Record battu pour Tmesipteris oblanceolata : Cette minuscule fougère possède le plus grand génome de tous les organismes de la planète.
En 2023, une équipe scientifique de l'Institut botanique de Barcelone (IBB-CSIC) est venue étudier cette fougère en Nouvelle-Calédonie, en collaboration avec des chercheurs locaux de l' IRD (UMR AMAP). Les résultats de cette étude, publiés dans la revue iScience le 31 mai 2024, ont convaincu le Guinness World Records de décerner à la fougère le "titre de plus grand génome".
Avec plus de 100 mètres d'ADN déroulé, l'espèce de fougère Tmesipteris oblanceolata contient plus de 50 fois plus d'ADN que l'homme et a détrôné l'espèce de plante à fleurs japonaise Paris japonica, qui détenait ce record depuis 2010.
Ainsi, la plante a en réalité obtenu trois titres du Guinness World Records : celui du plus grand génome végétal, le plus grand génome et le plus grand génome de fougère pour la quantité d'ADN contenue dans le noyau.
T. oblanceolata est une espèce rare de fougère que l'on trouve en Nouvelle-Calédonie et sur certaines des îles voisines telles que le Vanuatu. Le genre Tmesipteris est un groupe de plantes peu étudié, composé d'une quinzaine d'espèces, dont la plupart sont présentes dans les îles du Pacifique et en Océanie.
Jusqu'à présent, les scientifiques n'avaient estimé la taille des génomes que pour deux espèces de Tmesipteris - T. tannensis et T. obliqua - qui se sont toutes deux révélées contenir des génomes gigantesques, respectivement de 73,19 et 147,29 gigabases paires (Gbp).

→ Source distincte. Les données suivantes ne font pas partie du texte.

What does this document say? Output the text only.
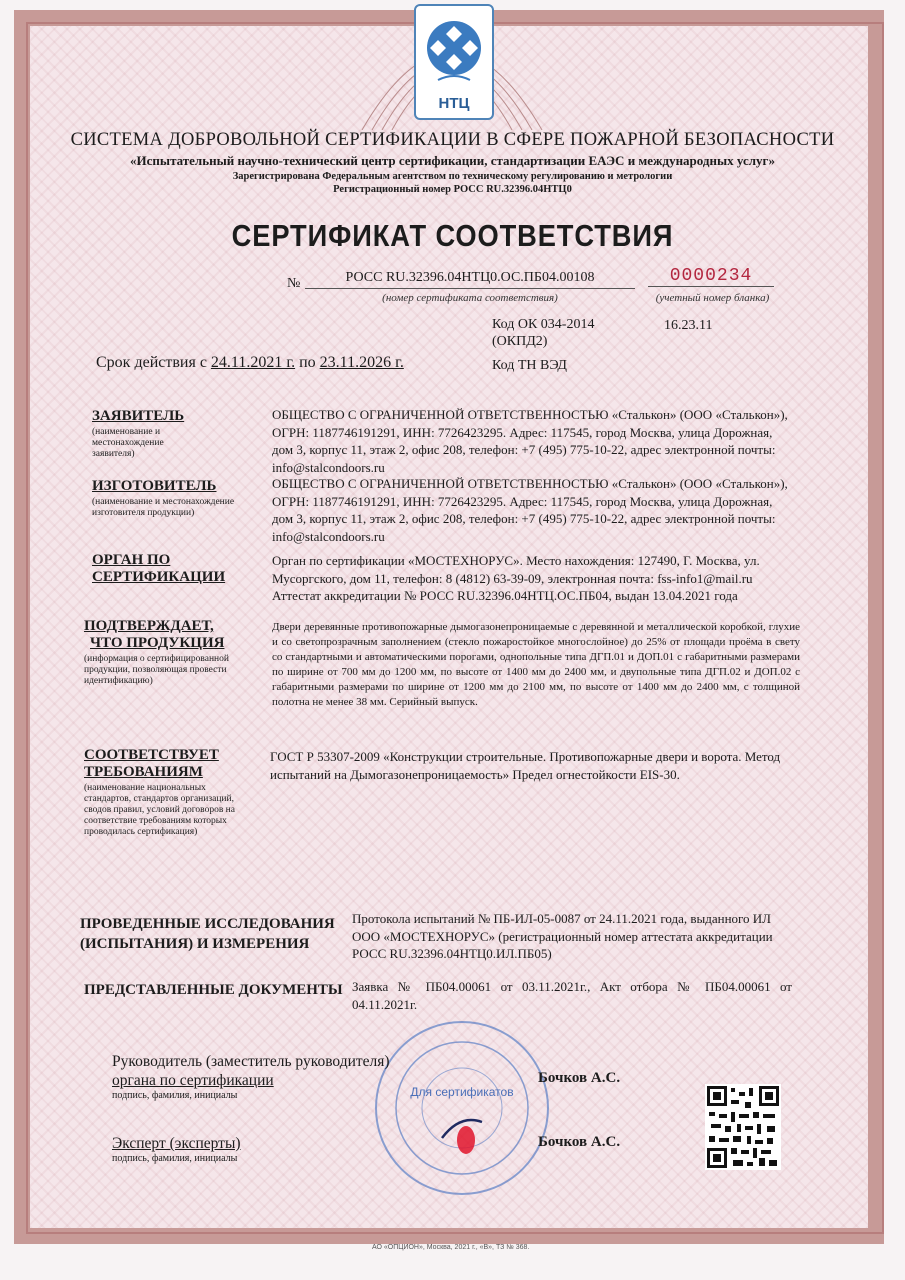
НТЦ
СИСТЕМА ДОБРОВОЛЬНОЙ СЕРТИФИКАЦИИ В СФЕРЕ ПОЖАРНОЙ БЕЗОПАСНОСТИ
«Испытательный научно-технический центр сертификации, стандартизации ЕАЭС и международных услуг»
Зарегистрирована Федеральным агентством по техническому регулированию и метрологии
Регистрационный номер РОСС RU.32396.04НТЦ0
СЕРТИФИКАТ СООТВЕТСТВИЯ
№	РОСС RU.32396.04НТЦ0.ОС.ПБ04.00108
(номер сертификата соответствия)
0000234
(учетный номер бланка)
Код ОК 034-2014
(ОКПД2)
16.23.11
Код ТН ВЭД
Срок действия с 24.11.2021 г. по 23.11.2026 г.
ЗАЯВИТЕЛЬ
(наименование и местонахождение заявителя)
ОБЩЕСТВО С ОГРАНИЧЕННОЙ ОТВЕТСТВЕННОСТЬЮ «Сталькон» (ООО «Сталькон»), ОГРН: 1187746191291, ИНН: 7726423295. Адрес: 117545, город Москва, улица Дорожная, дом 3, корпус 11, этаж 2, офис 208, телефон: +7 (495) 775-10-22, адрес электронной почты: info@stalcondoors.ru
ИЗГОТОВИТЕЛЬ
(наименование и местонахождение изготовителя продукции)
ОБЩЕСТВО С ОГРАНИЧЕННОЙ ОТВЕТСТВЕННОСТЬЮ «Сталькон» (ООО «Сталькон»), ОГРН: 1187746191291, ИНН: 7726423295. Адрес: 117545, город Москва, улица Дорожная, дом 3, корпус 11, этаж 2, офис 208, телефон: +7 (495) 775-10-22, адрес электронной почты: info@stalcondoors.ru
ОРГАН ПО
СЕРТИФИКАЦИИ
Орган по сертификации «МОСТЕХНОРУС». Место нахождения: 127490, Г. Москва, ул. Мусоргского, дом 11, телефон: 8 (4812) 63-39-09, электронная почта: fss-info1@mail.ru Аттестат аккредитации № РОСС RU.32396.04НТЦ.ОС.ПБ04, выдан 13.04.2021 года
ПОДТВЕРЖДАЕТ,
ЧТО ПРОДУКЦИЯ
(информация о сертифицированной продукции, позволяющая провести идентификацию)
Двери деревянные противопожарные дымогазонепроницаемые с деревянной и металлической коробкой, глухие и со светопрозрачным заполнением (стекло пожаростойкое многослойное) до 25% от площади проёма в свету со стандартными и автоматическими порогами, однопольные типа ДГП.01 и ДОП.01 с габаритными размерами по ширине от 700 мм до 1200 мм, по высоте от 1400 мм до 2400 мм, и двупольные типа ДГП.02 и ДОП.02 с габаритными размерами по ширине от 1200 мм до 2100 мм, по высоте от 1400 мм до 2400 мм, с толщиной полотна не менее 38 мм. Серийный выпуск.
СООТВЕТСТВУЕТ
ТРЕБОВАНИЯМ
(наименование национальных стандартов, стандартов организаций, сводов правил, условий договоров на соответствие требованиям которых проводилась сертификация)
ГОСТ Р 53307-2009 «Конструкции строительные. Противопожарные двери и ворота. Метод испытаний на Дымогазонепроницаемость» Предел огнестойкости EIS-30.
ПРОВЕДЕННЫЕ ИССЛЕДОВАНИЯ (ИСПЫТАНИЯ) И ИЗМЕРЕНИЯ
Протокола испытаний № ПБ-ИЛ-05-0087 от 24.11.2021 года, выданного ИЛ ООО «МОСТЕХНОРУС» (регистрационный номер аттестата аккредитации РОСС RU.32396.04НТЦ0.ИЛ.ПБ05)
ПРЕДСТАВЛЕННЫЕ ДОКУМЕНТЫ Заявка № ПБ04.00061 от 03.11.2021г., Акт отбора № ПБ04.00061 от 04.11.2021г.
Для сертификатов
Руководитель (заместитель руководителя)
органа по сертификации
подпись, фамилия, инициалы
Бочков А.С.
Эксперт (эксперты)
подпись, фамилия, инициалы
Бочков А.С.
АО «ОПЦИОН», Москва, 2021 г., «В», ТЗ № 368.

En 2023, les auteurs principaux de la publication, les docteurs Jaume Pellicer et Oriane Hidalgo, de l'IBB, accueillis et accompagnés par David Bruy, botaniste à l'IRD (UMR AMAP), ont collecté des échantillons de Tmesipteris en Nouvelle-Calédonie, qui ont ensuite été analysés afin d'estimer la taille de leurs génomes. Il s'agissait d'isoler les noyaux de milliers de cellules, de les colorer et de mesurer la quantité de colorant liée à l'ADN dans chaque noyau - plus il y a de colorant, plus le génome est grand.

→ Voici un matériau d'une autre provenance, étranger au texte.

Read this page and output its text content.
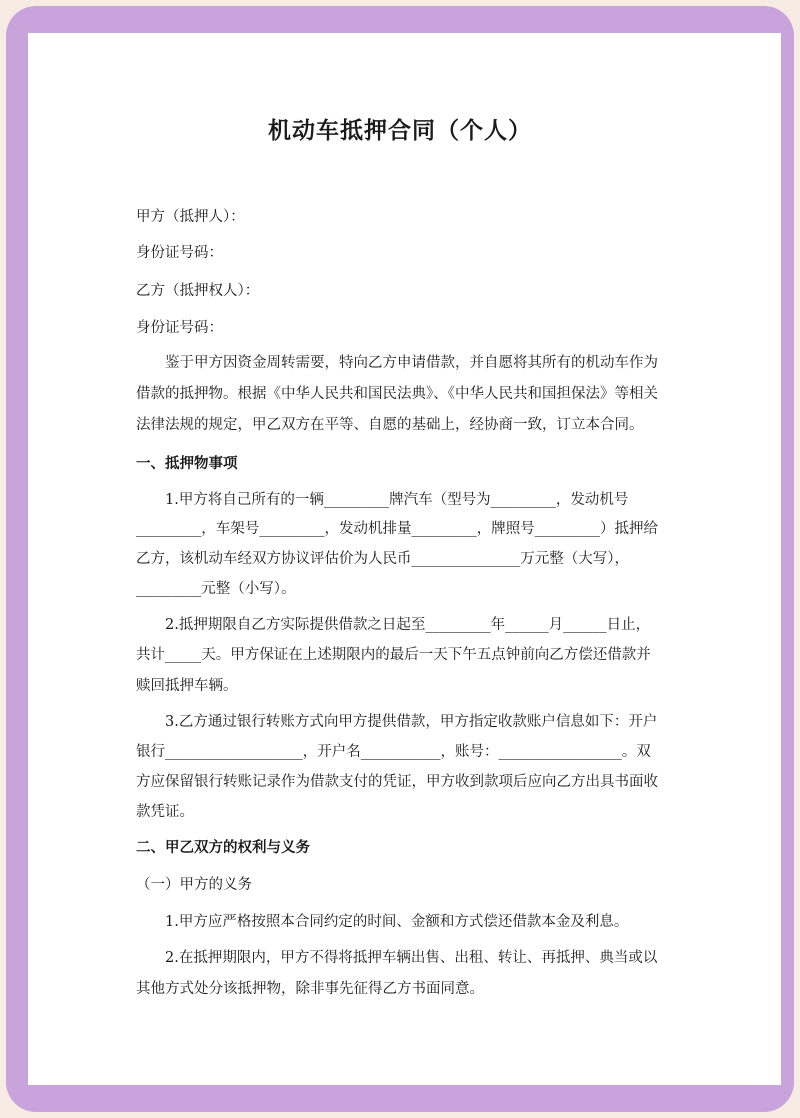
机动车抵押合同（个人）

甲方（抵押人）：

身份证号码：

乙方（抵押权人）：

身份证号码：

鉴于甲方因资金周转需要，特向乙方申请借款，并自愿将其所有的机动车作为

借款的抵押物。根据《中华人民共和国民法典》、《中华人民共和国担保法》等相关

法律法规的规定，甲乙双方在平等、自愿的基础上，经协商一致，订立本合同。

一、抵押物事项

1.甲方将自己所有的一辆_________牌汽车（型号为_________，发动机号

_________，车架号_________，发动机排量_________，牌照号_________）抵押给

乙方，该机动车经双方协议评估价为人民币_______________万元整（大写），

_________元整（小写）。

2.抵押期限自乙方实际提供借款之日起至_________年______月______日止，

共计_____天。甲方保证在上述期限内的最后一天下午五点钟前向乙方偿还借款并

赎回抵押车辆。

3.乙方通过银行转账方式向甲方提供借款，甲方指定收款账户信息如下：开户

银行___________________，开户名___________，账号：_________________。双

方应保留银行转账记录作为借款支付的凭证，甲方收到款项后应向乙方出具书面收

款凭证。

二、甲乙双方的权利与义务

（一）甲方的义务

1.甲方应严格按照本合同约定的时间、金额和方式偿还借款本金及利息。

2.在抵押期限内，甲方不得将抵押车辆出售、出租、转让、再抵押、典当或以

其他方式处分该抵押物，除非事先征得乙方书面同意。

L'analyse a révélé que l'espèce T. oblanceolata possède un génome d'une taille record de 160,45 Gbp, soit environ 7 % de plus que celui de P. japonica (148,89 Gbp).
« Sur la base de nos recherches précédentes, nous avions anticipé l'existence de génomes géants chez les Tmesipteris. Cela dit, la découverte du plus grand génome de tous n'est pas seulement un exploit d'exploration scientifique, mais le résultat d'un voyage de près de quatorze ans dans la complexité et la diversité illimitées des génomes végétaux ». évoque le Dr Pellicer, chercheur en biologie évolutive.
À ce jour, des scientifiques du monde entier ont estimé la taille des génomes de plus de 20 000 organismes eucaryotes, révélant ainsi un large éventail de tailles de génomes. Il s'est avéré que ces tailles ont un impact profond non seulement sur l'anatomie des organismes, car les génomes plus grands nécessitent des cellules plus grandes pour les abriter et prennent plus de temps à se répliquer, mais aussi sur leur fonctionnement, leur évolution, ainsi que sur le lieu et le mode de vie.
Il est surprenant de constater que le fait d'avoir un génome plus grand n'est généralement pas un avantage. Dans le cas des plantes, les espèces possédant de grandes quantités d'ADN sont limitées à des plantes vivaces à croissance lente, sont moins efficaces en matière de photosynthèse et ont besoin de plus de nutriments (en particulier d'azote et de phosphates) pour croître et concurrencer avec succès leurs voisines au génome plus petit. À leur tour, ces effets peuvent influencer la capacité d'une plante à s'adapter au changement climatique et son risque d'extinction.